Howe's letter cast off restrictions that had bound Indian artists for years at the Oklahoma exhibit. Indian painters deluged the competition with new and innovative styles of work.
It was in this atmosphere of new artistic freedom that Bob Penn began his instruction under Howe. For five years, the two worked together, often one-on-one, and Penn recalls these years as the most significant period of his life. Howe termed Penn his most talented student.
However, talent and hard work don't always mean immediate success in the art world. Penn has paid his dues. He played in several rhythm and blues bands and worked as an artist for both the USD School of Medicine and USD Educational Media Services. Though much of the work involved graphic layout, signs and posters, he learned technique and self-discipline. Between jobs he traveled to show his art, and slowly his paintings gained popularity.
His career also was boosted by romance. He met his wife, Alta, when she was an art gallery curator in Sedona, Arizona. She is an artist in her own right, but she is also adept at business and handles most of the family financial arrangements. She spirits Bob's works from the studio as soon as he finishes. "Otherwise," she says, ''I'm likely to come downstairs and find that he's done a touch-up, and covered a perfectly good painting completely with an entirely new one!"

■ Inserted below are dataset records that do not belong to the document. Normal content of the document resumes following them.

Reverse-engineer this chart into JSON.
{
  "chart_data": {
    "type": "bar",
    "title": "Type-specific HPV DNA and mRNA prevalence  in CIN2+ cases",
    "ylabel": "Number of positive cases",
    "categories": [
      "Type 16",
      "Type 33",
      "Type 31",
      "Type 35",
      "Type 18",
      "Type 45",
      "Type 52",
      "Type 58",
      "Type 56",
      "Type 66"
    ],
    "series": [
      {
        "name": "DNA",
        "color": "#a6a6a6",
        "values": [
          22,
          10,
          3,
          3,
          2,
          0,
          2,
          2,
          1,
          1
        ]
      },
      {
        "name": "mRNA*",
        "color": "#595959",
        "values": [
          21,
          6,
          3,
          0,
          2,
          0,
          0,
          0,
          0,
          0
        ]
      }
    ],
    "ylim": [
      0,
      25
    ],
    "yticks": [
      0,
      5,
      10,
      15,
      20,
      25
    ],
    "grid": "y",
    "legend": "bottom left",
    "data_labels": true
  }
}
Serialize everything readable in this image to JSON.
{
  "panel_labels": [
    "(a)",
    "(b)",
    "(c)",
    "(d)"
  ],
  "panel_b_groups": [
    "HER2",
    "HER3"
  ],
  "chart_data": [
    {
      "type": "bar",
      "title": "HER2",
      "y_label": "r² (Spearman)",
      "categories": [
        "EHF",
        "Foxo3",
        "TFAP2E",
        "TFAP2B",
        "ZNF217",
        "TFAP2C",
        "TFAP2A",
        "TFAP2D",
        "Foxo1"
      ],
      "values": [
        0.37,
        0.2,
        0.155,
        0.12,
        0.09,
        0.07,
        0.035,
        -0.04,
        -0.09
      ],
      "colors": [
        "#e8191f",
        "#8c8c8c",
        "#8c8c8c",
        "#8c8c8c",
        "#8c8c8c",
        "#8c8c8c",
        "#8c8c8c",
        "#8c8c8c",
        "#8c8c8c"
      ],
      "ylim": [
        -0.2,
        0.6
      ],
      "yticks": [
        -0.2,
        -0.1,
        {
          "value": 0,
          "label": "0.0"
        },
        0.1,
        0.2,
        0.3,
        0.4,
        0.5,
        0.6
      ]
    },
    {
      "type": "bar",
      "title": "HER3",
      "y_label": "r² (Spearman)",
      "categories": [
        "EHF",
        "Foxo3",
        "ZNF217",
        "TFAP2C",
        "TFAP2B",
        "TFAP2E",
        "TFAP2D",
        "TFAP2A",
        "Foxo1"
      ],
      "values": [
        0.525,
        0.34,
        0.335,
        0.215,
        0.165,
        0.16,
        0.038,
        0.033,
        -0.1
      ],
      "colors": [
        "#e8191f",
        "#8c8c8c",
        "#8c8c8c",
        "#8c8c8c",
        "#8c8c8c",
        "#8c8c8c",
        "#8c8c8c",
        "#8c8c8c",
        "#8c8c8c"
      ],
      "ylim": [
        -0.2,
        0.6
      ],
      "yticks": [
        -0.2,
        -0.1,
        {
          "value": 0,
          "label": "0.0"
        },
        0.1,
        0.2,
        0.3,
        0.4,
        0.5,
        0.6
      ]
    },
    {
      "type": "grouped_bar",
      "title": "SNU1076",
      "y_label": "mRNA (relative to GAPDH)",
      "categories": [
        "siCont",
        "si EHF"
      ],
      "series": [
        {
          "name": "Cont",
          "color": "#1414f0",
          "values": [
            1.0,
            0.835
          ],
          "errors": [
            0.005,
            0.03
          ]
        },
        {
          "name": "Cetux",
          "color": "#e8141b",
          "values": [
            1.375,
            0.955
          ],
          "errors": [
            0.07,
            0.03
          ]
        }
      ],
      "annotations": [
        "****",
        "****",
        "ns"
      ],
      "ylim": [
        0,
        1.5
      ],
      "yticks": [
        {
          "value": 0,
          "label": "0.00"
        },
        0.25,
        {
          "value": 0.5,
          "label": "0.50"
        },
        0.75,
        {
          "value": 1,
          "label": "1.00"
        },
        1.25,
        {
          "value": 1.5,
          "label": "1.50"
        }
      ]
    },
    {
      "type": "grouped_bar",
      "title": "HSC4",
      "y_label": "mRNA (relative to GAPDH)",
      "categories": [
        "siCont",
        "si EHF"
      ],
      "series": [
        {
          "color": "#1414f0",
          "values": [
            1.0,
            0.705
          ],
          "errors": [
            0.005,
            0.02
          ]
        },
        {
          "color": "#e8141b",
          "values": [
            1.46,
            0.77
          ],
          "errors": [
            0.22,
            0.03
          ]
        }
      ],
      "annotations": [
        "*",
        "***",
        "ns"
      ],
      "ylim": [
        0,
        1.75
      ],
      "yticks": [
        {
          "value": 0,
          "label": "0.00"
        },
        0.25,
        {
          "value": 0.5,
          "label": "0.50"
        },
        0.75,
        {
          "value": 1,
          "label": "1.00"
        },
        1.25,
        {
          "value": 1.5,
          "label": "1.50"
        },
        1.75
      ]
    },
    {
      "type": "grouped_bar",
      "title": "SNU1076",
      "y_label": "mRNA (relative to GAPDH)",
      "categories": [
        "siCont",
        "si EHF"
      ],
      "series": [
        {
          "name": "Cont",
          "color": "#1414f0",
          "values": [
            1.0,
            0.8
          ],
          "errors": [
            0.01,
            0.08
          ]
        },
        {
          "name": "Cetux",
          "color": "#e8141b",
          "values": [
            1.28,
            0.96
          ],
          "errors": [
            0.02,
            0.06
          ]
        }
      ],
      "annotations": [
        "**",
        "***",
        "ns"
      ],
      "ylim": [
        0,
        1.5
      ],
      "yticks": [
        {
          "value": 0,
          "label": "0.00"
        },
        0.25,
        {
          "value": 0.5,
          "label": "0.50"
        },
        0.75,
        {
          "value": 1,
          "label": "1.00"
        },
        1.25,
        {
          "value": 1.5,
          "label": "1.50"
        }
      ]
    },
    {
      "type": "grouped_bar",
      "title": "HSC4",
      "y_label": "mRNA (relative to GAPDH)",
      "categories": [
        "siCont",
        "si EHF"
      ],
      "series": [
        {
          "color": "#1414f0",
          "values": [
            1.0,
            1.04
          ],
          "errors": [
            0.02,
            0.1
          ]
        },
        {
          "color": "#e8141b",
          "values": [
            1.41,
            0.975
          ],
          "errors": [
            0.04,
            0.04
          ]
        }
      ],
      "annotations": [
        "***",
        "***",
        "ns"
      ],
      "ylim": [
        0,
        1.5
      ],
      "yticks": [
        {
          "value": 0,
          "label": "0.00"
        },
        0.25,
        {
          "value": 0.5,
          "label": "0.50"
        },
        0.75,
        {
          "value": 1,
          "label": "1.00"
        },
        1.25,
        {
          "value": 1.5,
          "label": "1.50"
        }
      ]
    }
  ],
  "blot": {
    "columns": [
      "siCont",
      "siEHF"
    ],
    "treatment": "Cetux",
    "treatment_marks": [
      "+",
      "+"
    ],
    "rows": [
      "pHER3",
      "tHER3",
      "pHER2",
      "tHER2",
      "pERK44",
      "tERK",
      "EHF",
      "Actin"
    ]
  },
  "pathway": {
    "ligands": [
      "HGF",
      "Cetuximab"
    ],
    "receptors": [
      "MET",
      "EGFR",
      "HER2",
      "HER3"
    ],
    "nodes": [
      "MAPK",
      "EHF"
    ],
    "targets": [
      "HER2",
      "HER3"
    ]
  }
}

They enjoy Clay County living. The hawks who patrol the river valley seem to welcome the Penns, and Bob and Alta persuaded their landlord to preserve the prairie grassland pasture which cascades southward from their front porch to the Vermillion River.
Vermillion, despite those first awkward years in the 1960s, has been good to Bob Penn. The university commissioned him to create a mural for the Lakota cafeteria in 1989. It is a traditional Sioux design Penn had contemplated for years, saving for just the right location. The pattern — narrow horizontal bands of color which represent the four directional winds, struck through with yellow (lightning) and anchored by a shield — wishes visitors a long and fruitful life.
W.H. Over Museum in Vermillion also commissioned a piece that Penn calls "in the Charles Russell style." The museum is building a room to showcase the painting.
Penn has not yet seen the movie Dances With Wolves but says he was glad to hear it is not just another movie where the white super-hero comes along and saves the Indian. "I understand that (Costner as) Lt. Dunbar is respectful and inquisitive, willing to let the world be what it should be."
Penn added, "I try to approach my art the same way. To be prejudiced closes so many doors to things you can learn."
A look around his workshop makes it obvious that Penn, like his mentor Howe, is stretching the limits of what might be considered traditional. Abstracts, still lifes and unusual landscapes are on canvasses. With a smile, he notes that anything he does is Indian art solely because he is Indian.
"The important thing is not to draw limits for myself, but to continue exploring new media and styles," he says. "If a brush stroke doesn't give me the effect I'm seeking, I may go into the yard for a misshapen twig. Art is what forces me to grow ... my desire is just so strong."
The crow watches, always, from his roost by the farmhouse window. And the crow often appears in his works. Penn calls it his personal totem.
"Birds were important to the Indian," he explained. "They could fly higher, carry the prayers closer to God. I chose the crow because of its cunning, its adaptability, and ability to survive. The crow is the organic shape of many of my works that balances the harder edges. For a good painting I try to find a balance; I try to live my life the same way."
Rick Geyerman, of Mitchell, was a classmate of Bob Penn at USD in the 1960s. One of his avocations is freelance writing.